I have the following situation:

A State entity which is the root, it contains multiple parameters, most important are the URL and ID. I then have 3 entities which are optional to be connected to the State, but there always has to be 1 and can only be 1.

When sending the message(entity) to the command. Should i make 3 different commands for each option (which seems most likely to me), or should i send all entities even if some could be empty and figure it out in the command? Or is there another/better way to deal with this. As i'm used to have all data in 1 message, but i can't have that now.

CQRS does not dictate how you should divvy up the logic of a command (or query). There is nothing that inherently states you must separate this creation logic into several separate creation commands.

It is possible to implement CQRS on the BLL or on the DAL. This can influence the preferred approach. You didn't specify this so I can't judge it.

Generally speaking, when working with CQRS on the BLL, I scope my commands to a single transaction. If you need transactional safety between the State and its dependent (which sounds very likely in your case), stick to a single command.
If you don't need transactional safety, eg if you can defer the creation of the dependent to a later stage, then separate the two commands.

Note that even when working with a single command, you can still abstract each entity's creation logic to eg their own repository methods which will be called by the command handler (via its injected dependencies). This is perfectly fine. You don't need to route this via individual commands.

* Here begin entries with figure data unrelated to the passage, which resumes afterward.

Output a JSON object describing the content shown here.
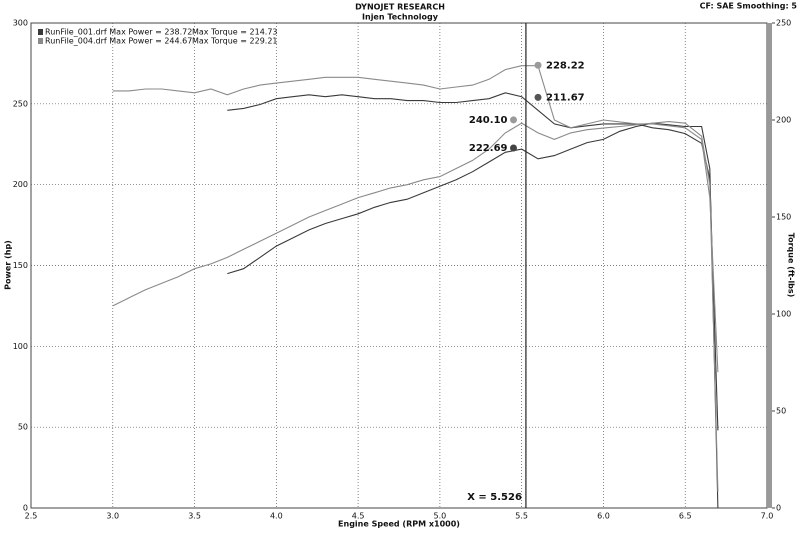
{
  "chart_data": {
    "type": "line",
    "title": "DYNOJET RESEARCH",
    "subtitle": "Injen Technology",
    "corner_note": "CF: SAE  Smoothing: 5",
    "x_label": "Engine Speed (RPM x1000)",
    "y_label": "Power (hp)",
    "y2_label": "Torque (ft-lbs)",
    "x": [
      3.0,
      3.1,
      3.2,
      3.3,
      3.4,
      3.5,
      3.6,
      3.7,
      3.8,
      3.9,
      4.0,
      4.1,
      4.2,
      4.3,
      4.4,
      4.5,
      4.6,
      4.7,
      4.8,
      4.9,
      5.0,
      5.1,
      5.2,
      5.3,
      5.4,
      5.5,
      5.6,
      5.7,
      5.8,
      5.9,
      6.0,
      6.1,
      6.2,
      6.3,
      6.4,
      6.5,
      6.6,
      6.65,
      6.7
    ],
    "series": [
      {
        "name": "RunFile_001.drf Max Power = 238.72",
        "color": "#3a3a3a",
        "axis": "y",
        "values": [
          null,
          null,
          null,
          null,
          null,
          null,
          null,
          145,
          148,
          155,
          162,
          167,
          172,
          176,
          179,
          182,
          186,
          189,
          191,
          195,
          199,
          203,
          208,
          214,
          220,
          222,
          216,
          218,
          222,
          226,
          228,
          233,
          236,
          238,
          237,
          236,
          236,
          210,
          0
        ]
      },
      {
        "name": "Max Torque = 214.73",
        "color": "#3a3a3a",
        "axis": "y2",
        "values": [
          null,
          null,
          null,
          null,
          null,
          null,
          null,
          205,
          206,
          208,
          211,
          212,
          213,
          212,
          213,
          212,
          211,
          211,
          210,
          210,
          209,
          209,
          210,
          211,
          214,
          212,
          205,
          198,
          196,
          197,
          198,
          198,
          198,
          196,
          195,
          193,
          188,
          170,
          40
        ]
      },
      {
        "name": "RunFile_004.drf Max Power = 244.67",
        "color": "#8a8a8a",
        "axis": "y",
        "values": [
          125,
          130,
          135,
          139,
          143,
          148,
          151,
          155,
          160,
          165,
          170,
          175,
          180,
          184,
          188,
          192,
          195,
          198,
          200,
          203,
          205,
          210,
          215,
          222,
          232,
          238,
          232,
          228,
          232,
          234,
          235,
          236,
          237,
          238,
          239,
          238,
          230,
          200,
          10
        ]
      },
      {
        "name": "Max Torque = 229.21",
        "color": "#8a8a8a",
        "axis": "y2",
        "values": [
          215,
          215,
          216,
          216,
          215,
          214,
          216,
          213,
          216,
          218,
          219,
          220,
          221,
          222,
          222,
          222,
          221,
          220,
          219,
          218,
          216,
          217,
          218,
          221,
          226,
          228,
          228,
          200,
          196,
          198,
          200,
          199,
          198,
          198,
          197,
          196,
          190,
          160,
          70
        ]
      }
    ],
    "annotations": [
      {
        "x": 5.6,
        "value": 228.22,
        "label": "228.22",
        "axis": "y2",
        "color": "#9a9a9a"
      },
      {
        "x": 5.6,
        "value": 211.67,
        "label": "211.67",
        "axis": "y2",
        "color": "#555555"
      },
      {
        "x": 5.45,
        "value": 240.1,
        "label": "240.10",
        "axis": "y",
        "color": "#9a9a9a"
      },
      {
        "x": 5.45,
        "value": 222.69,
        "label": "222.69",
        "axis": "y",
        "color": "#444444"
      }
    ],
    "cursor": {
      "value": 5.526,
      "label": "X = 5.526"
    },
    "xlim": [
      2.5,
      7.0
    ],
    "xticks": [
      2.5,
      {
        "value": 3,
        "label": "3.0"
      },
      3.5,
      {
        "value": 4,
        "label": "4.0"
      },
      4.5,
      {
        "value": 5,
        "label": "5.0"
      },
      5.5,
      {
        "value": 6,
        "label": "6.0"
      },
      6.5,
      {
        "value": 7,
        "label": "7.0"
      }
    ],
    "ylim": [
      0,
      300
    ],
    "yticks": [
      0,
      50,
      100,
      150,
      200,
      250,
      300
    ],
    "y2lim": [
      0,
      250
    ],
    "y2ticks": [
      0,
      50,
      100,
      150,
      200,
      250
    ],
    "grid": true
  }
}
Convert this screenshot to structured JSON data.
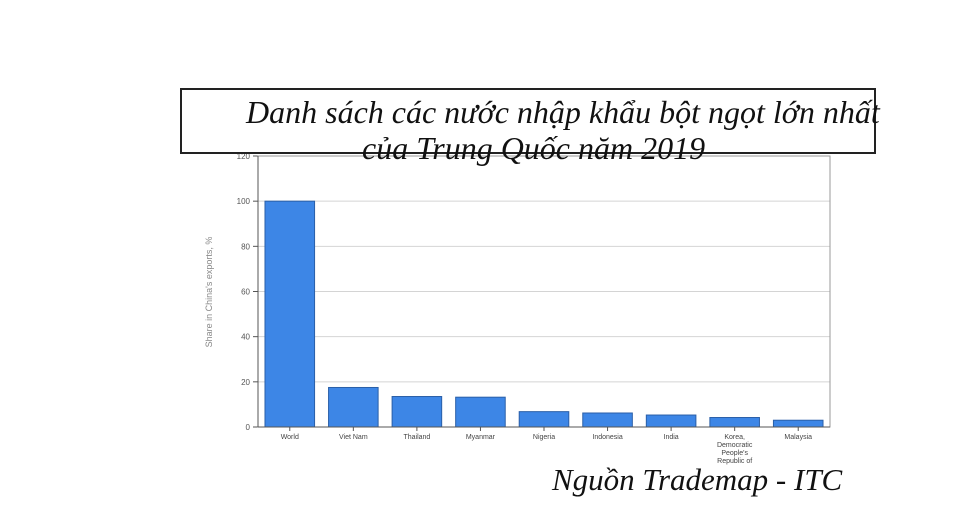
{
  "title": {
    "line1": "Danh sách các nước nhập khẩu bột ngọt lớn nhất",
    "line2": "của Trung Quốc năm 2019"
  },
  "source": "Nguồn Trademap - ITC",
  "colors": {
    "bar": "#3d86e6",
    "bar_stroke": "#2a5fa8",
    "grid": "#d4d4d4",
    "axis": "#555555"
  },
  "chart_data": {
    "type": "bar",
    "ylabel": "Share in China's exports, %",
    "xlabel": "",
    "ylim": [
      0,
      120
    ],
    "yticks": [
      0,
      20,
      40,
      60,
      80,
      100,
      120
    ],
    "grid": true,
    "categories": [
      [
        "World"
      ],
      [
        "Viet Nam"
      ],
      [
        "Thailand"
      ],
      [
        "Myanmar"
      ],
      [
        "Nigeria"
      ],
      [
        "Indonesia"
      ],
      [
        "India"
      ],
      [
        "Korea,",
        "Democratic",
        "People's",
        "Republic of"
      ],
      [
        "Malaysia"
      ]
    ],
    "values": [
      100,
      17.5,
      13.5,
      13.2,
      6.8,
      6.2,
      5.3,
      4.2,
      3.0
    ]
  }
}
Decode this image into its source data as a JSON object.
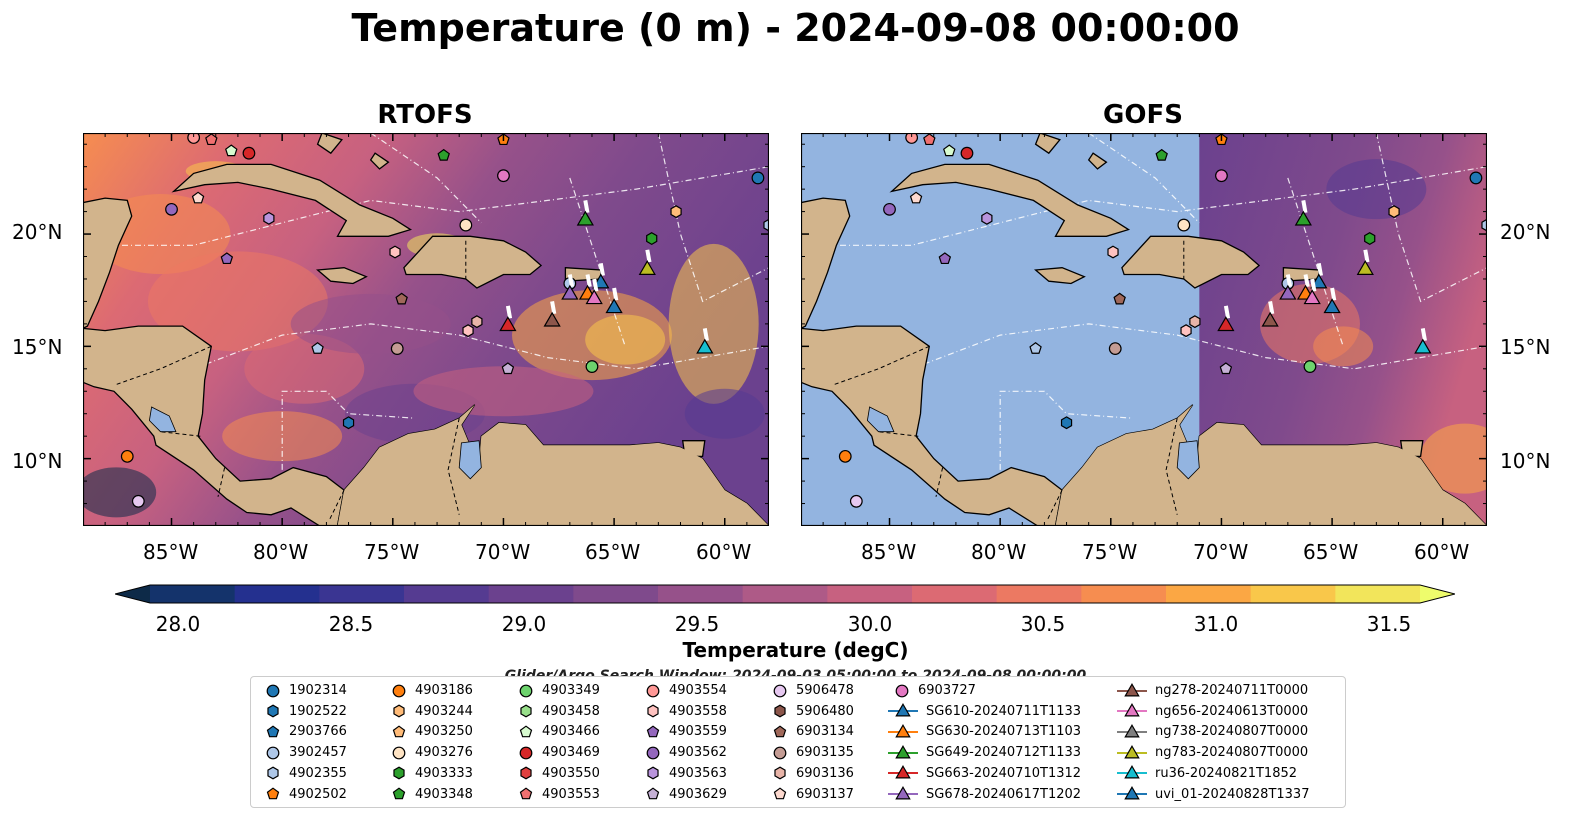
{
  "title": "Temperature (0 m) - 2024-09-08 00:00:00",
  "panels": [
    {
      "title": "RTOFS"
    },
    {
      "title": "GOFS"
    }
  ],
  "map_extent": {
    "lon": [
      -89,
      -58
    ],
    "lat": [
      7,
      24.5
    ]
  },
  "lon_ticks": [
    "85°W",
    "80°W",
    "75°W",
    "70°W",
    "65°W",
    "60°W"
  ],
  "lat_ticks": [
    "20°N",
    "15°N",
    "10°N"
  ],
  "colorbar": {
    "label": "Temperature (degC)",
    "ticks": [
      "28.0",
      "28.5",
      "29.0",
      "29.5",
      "30.0",
      "30.5",
      "31.0",
      "31.5"
    ],
    "range": [
      27.75,
      31.75
    ],
    "extend": "both",
    "colors": [
      "#0d2a48",
      "#14336b",
      "#24308f",
      "#3a3592",
      "#553b91",
      "#6b418e",
      "#7f4a8c",
      "#96518a",
      "#ae5a87",
      "#c76180",
      "#dc6a73",
      "#ec7962",
      "#f68d50",
      "#fba744",
      "#f9c74a",
      "#f2e55b",
      "#eefc6c"
    ]
  },
  "colors": {
    "land": "#d2b48c",
    "gofs_mask": "#93b4e0",
    "lakes": "#93b4e0"
  },
  "search_window": "Glider/Argo Search Window: 2024-09-03 05:00:00 to 2024-09-08 00:00:00",
  "legend": {
    "columns": [
      [
        {
          "label": "1902314",
          "marker": "circle",
          "color": "#1f77b4"
        },
        {
          "label": "1902522",
          "marker": "hexagon",
          "color": "#1f77b4"
        },
        {
          "label": "2903766",
          "marker": "pentagon",
          "color": "#1f77b4"
        },
        {
          "label": "3902457",
          "marker": "circle",
          "color": "#aec7e8"
        },
        {
          "label": "4902355",
          "marker": "hexagon",
          "color": "#aec7e8"
        },
        {
          "label": "4902502",
          "marker": "pentagon",
          "color": "#ff7f0e"
        }
      ],
      [
        {
          "label": "4903186",
          "marker": "circle",
          "color": "#ff7f0e"
        },
        {
          "label": "4903244",
          "marker": "hexagon",
          "color": "#ffbb78"
        },
        {
          "label": "4903250",
          "marker": "pentagon",
          "color": "#ffbb78"
        },
        {
          "label": "4903276",
          "marker": "circle",
          "color": "#ffe4c4"
        },
        {
          "label": "4903333",
          "marker": "hexagon",
          "color": "#2ca02c"
        },
        {
          "label": "4903348",
          "marker": "pentagon",
          "color": "#2ca02c"
        }
      ],
      [
        {
          "label": "4903349",
          "marker": "circle",
          "color": "#6dd36d"
        },
        {
          "label": "4903458",
          "marker": "hexagon",
          "color": "#98df8a"
        },
        {
          "label": "4903466",
          "marker": "pentagon",
          "color": "#d8fbd0"
        },
        {
          "label": "4903469",
          "marker": "circle",
          "color": "#d62728"
        },
        {
          "label": "4903550",
          "marker": "hexagon",
          "color": "#e0403f"
        },
        {
          "label": "4903553",
          "marker": "pentagon",
          "color": "#f07070"
        }
      ],
      [
        {
          "label": "4903554",
          "marker": "circle",
          "color": "#ff9896"
        },
        {
          "label": "4903558",
          "marker": "hexagon",
          "color": "#ffc2c0"
        },
        {
          "label": "4903559",
          "marker": "pentagon",
          "color": "#9467bd"
        },
        {
          "label": "4903562",
          "marker": "circle",
          "color": "#9467bd"
        },
        {
          "label": "4903563",
          "marker": "hexagon",
          "color": "#b994dc"
        },
        {
          "label": "4903629",
          "marker": "pentagon",
          "color": "#c5b0d5"
        }
      ],
      [
        {
          "label": "5906478",
          "marker": "circle",
          "color": "#e6c8f0"
        },
        {
          "label": "5906480",
          "marker": "hexagon",
          "color": "#8c564b"
        },
        {
          "label": "6903134",
          "marker": "pentagon",
          "color": "#a0685a"
        },
        {
          "label": "6903135",
          "marker": "circle",
          "color": "#c49c94"
        },
        {
          "label": "6903136",
          "marker": "hexagon",
          "color": "#e8b4a8"
        },
        {
          "label": "6903137",
          "marker": "pentagon",
          "color": "#fdd9cf"
        }
      ],
      [
        {
          "label": "6903727",
          "marker": "circle",
          "color": "#e377c2"
        },
        {
          "label": "SG610-20240711T1133",
          "marker": "triangle-line",
          "color": "#1f77b4"
        },
        {
          "label": "SG630-20240713T1103",
          "marker": "triangle-line",
          "color": "#ff7f0e"
        },
        {
          "label": "SG649-20240712T1133",
          "marker": "triangle-line",
          "color": "#2ca02c"
        },
        {
          "label": "SG663-20240710T1312",
          "marker": "triangle-line",
          "color": "#d62728"
        },
        {
          "label": "SG678-20240617T1202",
          "marker": "triangle-line",
          "color": "#9467bd"
        }
      ],
      [
        {
          "label": "ng278-20240711T0000",
          "marker": "triangle-line",
          "color": "#8c564b"
        },
        {
          "label": "ng656-20240613T0000",
          "marker": "triangle-line",
          "color": "#e377c2"
        },
        {
          "label": "ng738-20240807T0000",
          "marker": "triangle-line",
          "color": "#7f7f7f"
        },
        {
          "label": "ng783-20240807T0000",
          "marker": "triangle-line",
          "color": "#bcbd22"
        },
        {
          "label": "ru36-20240821T1852",
          "marker": "triangle-line",
          "color": "#17becf"
        },
        {
          "label": "uvi_01-20240828T1337",
          "marker": "triangle-line",
          "color": "#1f77b4"
        }
      ]
    ]
  },
  "floats": [
    {
      "lon": -87.0,
      "lat": 10.1,
      "marker": "circle",
      "color": "#ff7f0e"
    },
    {
      "lon": -86.5,
      "lat": 8.1,
      "marker": "circle",
      "color": "#e6c8f0"
    },
    {
      "lon": -85.0,
      "lat": 21.1,
      "marker": "circle",
      "color": "#9467bd"
    },
    {
      "lon": -83.8,
      "lat": 21.6,
      "marker": "pentagon",
      "color": "#fdd9cf"
    },
    {
      "lon": -82.3,
      "lat": 23.7,
      "marker": "pentagon",
      "color": "#d8fbd0"
    },
    {
      "lon": -81.5,
      "lat": 23.6,
      "marker": "circle",
      "color": "#d62728"
    },
    {
      "lon": -82.5,
      "lat": 18.9,
      "marker": "pentagon",
      "color": "#9467bd"
    },
    {
      "lon": -80.6,
      "lat": 20.7,
      "marker": "hexagon",
      "color": "#b994dc"
    },
    {
      "lon": -78.4,
      "lat": 14.9,
      "marker": "pentagon",
      "color": "#aec7e8"
    },
    {
      "lon": -77.0,
      "lat": 11.6,
      "marker": "hexagon",
      "color": "#1f77b4"
    },
    {
      "lon": -74.9,
      "lat": 19.2,
      "marker": "hexagon",
      "color": "#ffc2c0"
    },
    {
      "lon": -74.6,
      "lat": 17.1,
      "marker": "pentagon",
      "color": "#a0685a"
    },
    {
      "lon": -74.8,
      "lat": 14.9,
      "marker": "circle",
      "color": "#c49c94"
    },
    {
      "lon": -72.7,
      "lat": 23.5,
      "marker": "pentagon",
      "color": "#2ca02c"
    },
    {
      "lon": -71.7,
      "lat": 20.4,
      "marker": "circle",
      "color": "#ffe4c4"
    },
    {
      "lon": -71.6,
      "lat": 15.7,
      "marker": "hexagon",
      "color": "#ffc2c0"
    },
    {
      "lon": -71.2,
      "lat": 16.1,
      "marker": "hexagon",
      "color": "#e8b4a8"
    },
    {
      "lon": -70.0,
      "lat": 22.6,
      "marker": "circle",
      "color": "#e377c2"
    },
    {
      "lon": -70.0,
      "lat": 24.2,
      "marker": "pentagon",
      "color": "#ff7f0e"
    },
    {
      "lon": -69.8,
      "lat": 14.0,
      "marker": "pentagon",
      "color": "#c5b0d5"
    },
    {
      "lon": -67.0,
      "lat": 17.8,
      "marker": "circle",
      "color": "#aec7e8"
    },
    {
      "lon": -66.0,
      "lat": 14.1,
      "marker": "circle",
      "color": "#6dd36d"
    },
    {
      "lon": -63.3,
      "lat": 19.8,
      "marker": "hexagon",
      "color": "#2ca02c"
    },
    {
      "lon": -62.2,
      "lat": 21.0,
      "marker": "hexagon",
      "color": "#ffbb78"
    },
    {
      "lon": -58.5,
      "lat": 22.5,
      "marker": "circle",
      "color": "#1f77b4"
    },
    {
      "lon": -84.0,
      "lat": 24.3,
      "marker": "circle",
      "color": "#ff9896"
    },
    {
      "lon": -83.2,
      "lat": 24.2,
      "marker": "pentagon",
      "color": "#f07070"
    },
    {
      "lon": -58.0,
      "lat": 20.4,
      "marker": "hexagon",
      "color": "#aec7e8"
    }
  ],
  "gliders": [
    {
      "lon": -66.3,
      "lat": 20.6,
      "color": "#2ca02c"
    },
    {
      "lon": -63.5,
      "lat": 18.4,
      "color": "#bcbd22"
    },
    {
      "lon": -67.0,
      "lat": 17.3,
      "color": "#9467bd"
    },
    {
      "lon": -66.2,
      "lat": 17.3,
      "color": "#ff7f0e"
    },
    {
      "lon": -65.6,
      "lat": 17.8,
      "color": "#1f77b4"
    },
    {
      "lon": -65.9,
      "lat": 17.1,
      "color": "#e377c2"
    },
    {
      "lon": -65.0,
      "lat": 16.7,
      "color": "#1f77b4"
    },
    {
      "lon": -67.8,
      "lat": 16.1,
      "color": "#8c564b"
    },
    {
      "lon": -69.8,
      "lat": 15.9,
      "color": "#d62728"
    },
    {
      "lon": -60.9,
      "lat": 14.9,
      "color": "#17becf"
    }
  ]
}
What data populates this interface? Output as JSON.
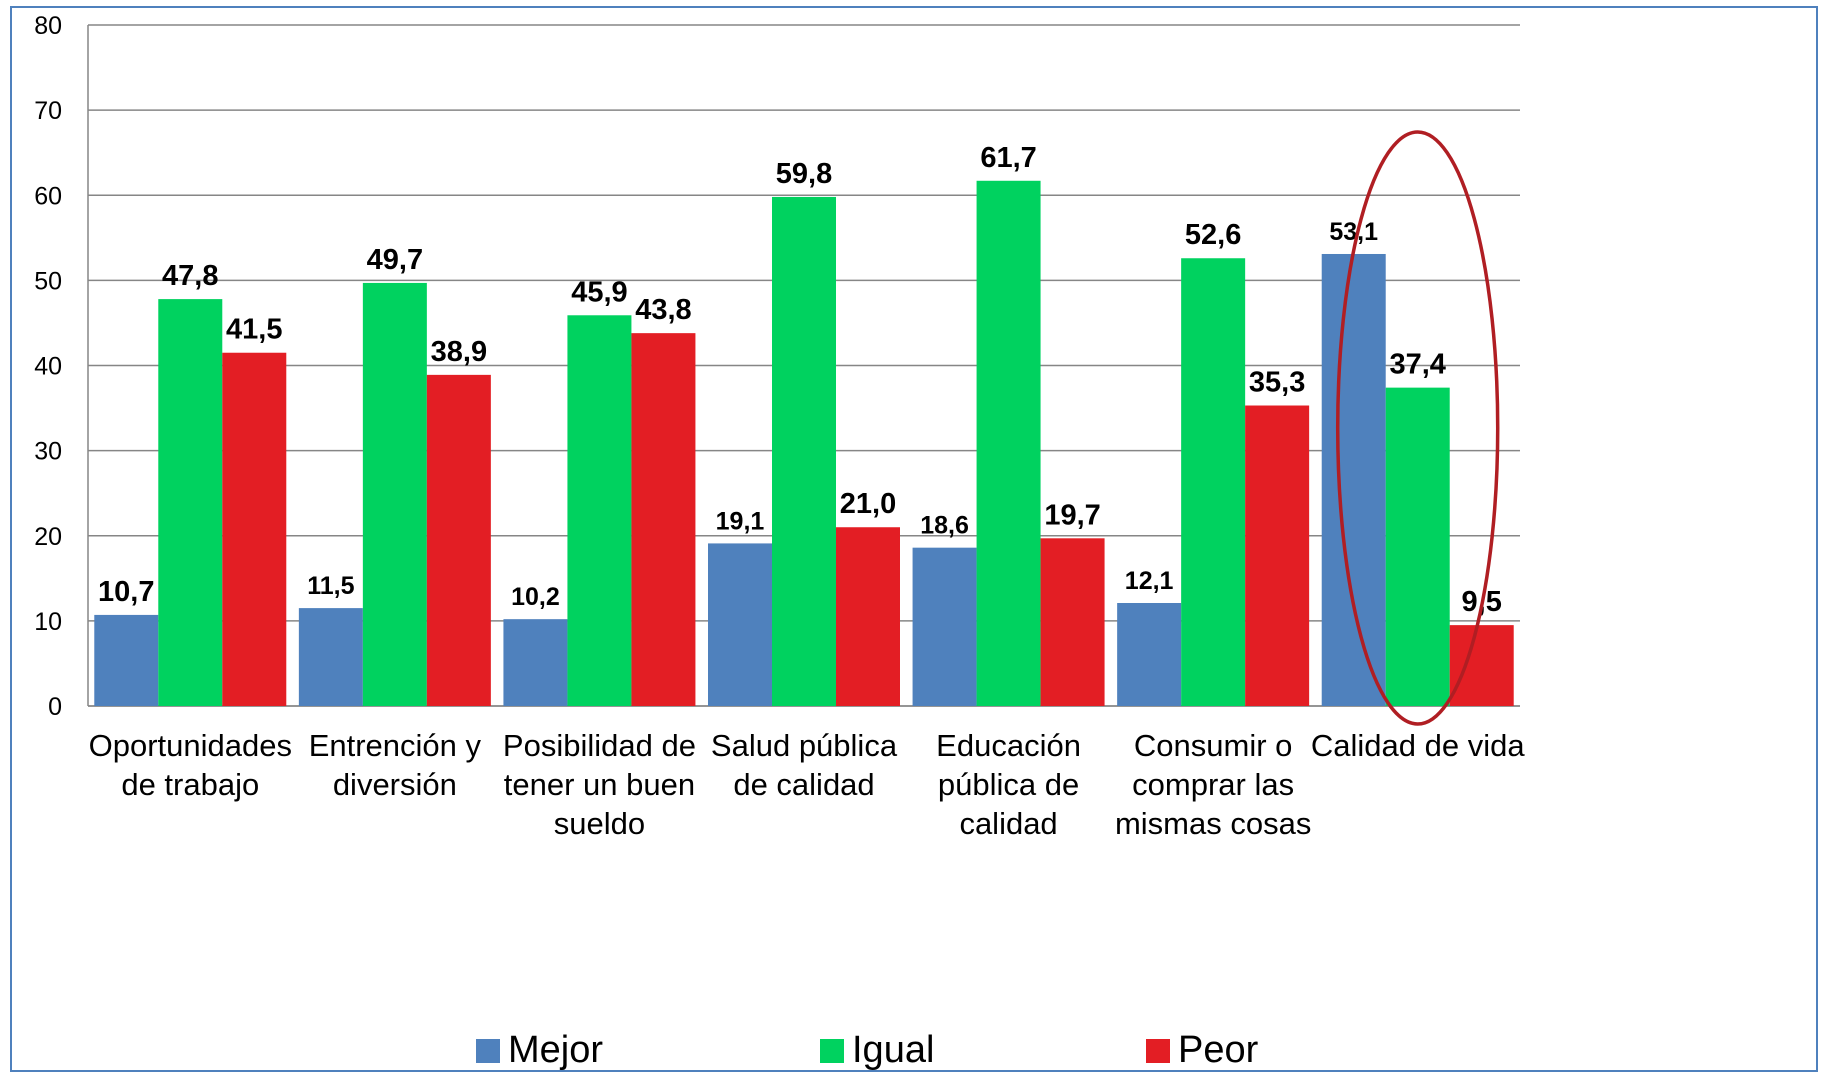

If your CQRS is implemented on the DAL, but the BLL manages the transaction (or you have no transaction), you can create separate DAL commands which the BLL service will trigger when needed. It makes no sense, however, to fire these commands blindly with possibly empty information which means nothing should be done. Only trigger a command when you know you need it to be executed. The BLL service should check if a dependent entity needs to be created, and only then should it trigger the respective command.

In all cases, the fact that only one dependent should be created for a State entity is business logic, and this should be implemented on the BLL.